About Dead Writer Drama:
In this monthly series, co-hosts Jennifer Keishin Armstrong and Zakiya Dalila Harris discuss the professional feuds, sex scandals, messy public breakups, and controversial legacies of history’s literary legends and how those are relevant in light of current culture, issues, discussions and literature. By bringing these authors to life through a modern lens, we’ll gain a deeper understanding of their work and legacies.
About Radical Vision: A Biography of Lorraine Hansberry:
In this acclaimed biography of Lorraine Hansberry, Soyica Diggs Colbert narrates a life at the intersection of art and politics, arguing that for Hansberry the theater operated as a rehearsal room for her political and intellectual work. Celebrated for her play A Raisin in the Sun, Hansberry was also the author of innovative journalism and of plays touching on slavery, interracial communities, and Black freedom movements. Hansberry was deeply involved in the Black freedom struggle during the Cold War and in the early civil rights movement, and here Colbert shows us an artist’s life with the background of the Greenwich Village art scene in the 1960s, the homophile movement, Black diasporic freedom movements, and third-wave feminism.

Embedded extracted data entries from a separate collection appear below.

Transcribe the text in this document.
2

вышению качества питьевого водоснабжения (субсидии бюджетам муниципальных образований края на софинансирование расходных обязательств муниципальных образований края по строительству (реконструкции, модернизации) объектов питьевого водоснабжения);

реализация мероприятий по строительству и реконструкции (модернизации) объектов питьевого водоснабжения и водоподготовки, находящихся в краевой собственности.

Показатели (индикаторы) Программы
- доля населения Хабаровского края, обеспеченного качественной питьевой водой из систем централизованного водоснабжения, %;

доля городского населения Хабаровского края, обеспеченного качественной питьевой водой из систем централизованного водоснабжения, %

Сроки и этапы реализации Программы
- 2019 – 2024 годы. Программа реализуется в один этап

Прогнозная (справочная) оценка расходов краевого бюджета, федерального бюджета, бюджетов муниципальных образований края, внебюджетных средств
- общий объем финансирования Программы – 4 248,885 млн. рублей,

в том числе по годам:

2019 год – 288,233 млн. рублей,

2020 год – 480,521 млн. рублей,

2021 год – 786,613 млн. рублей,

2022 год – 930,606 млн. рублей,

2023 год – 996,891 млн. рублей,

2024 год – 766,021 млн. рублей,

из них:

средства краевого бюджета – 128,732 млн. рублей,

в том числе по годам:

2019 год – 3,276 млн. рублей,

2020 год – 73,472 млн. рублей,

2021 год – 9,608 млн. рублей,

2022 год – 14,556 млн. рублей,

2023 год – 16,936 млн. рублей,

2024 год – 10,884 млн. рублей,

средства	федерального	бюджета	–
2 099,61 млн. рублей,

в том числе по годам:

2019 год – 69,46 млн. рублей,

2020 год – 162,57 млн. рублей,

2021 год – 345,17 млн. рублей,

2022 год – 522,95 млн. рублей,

Drawing from Hansberry’s papers, speeches, and interviews, this book provides a new point of entry in the history of Black radicalism, and a new perspective on Black women in mid‑twentieth‑century political movements.
About the speakers:
Soyica Diggs Colbert is the Idol Family Professor of African American Studies and Performing Arts at Georgetown University. Colbert’s most recent book, Radical Vision: a Biography of Lorraine Hansberry, is also described as “A devoted and deeply felt account of the development of an artist’s mind,” according to Dave Itzkoff, New York Times Book Review. Colbert’s writing has been featured in the Washington Post, Public Books, Metrograph and American Theatre. She have been interviewed on NPR and commented for the New York Times, USA Today, CNN, and the Washington Post. She is an Associate Director at the Shakespeare Theatre Company in Washington, D.C.
Jennifer Keishin Armstrong is the New York Times bestselling author of seven pop culture history books, including Seinfeldia; When Women Invented Television; Mary and Lou and Rhoda and Ted; and Sex and the City and Us. Her work appears in many publications, including BBC Culture, The New York Times Book Review, Vice, New York magazine, and Billboard.
Zakiya Dalila Harris spent nearly three years working in book publishing before leaving to write her debut novel The Other Black Girl, which was an instant New York Times bestseller. Zakiya received her MFA in creative writing from The New School, and her essays and reviews have appeared in Esquire, Cosmopolitan, Guernica, and The Rumpus. She lives in Brooklyn.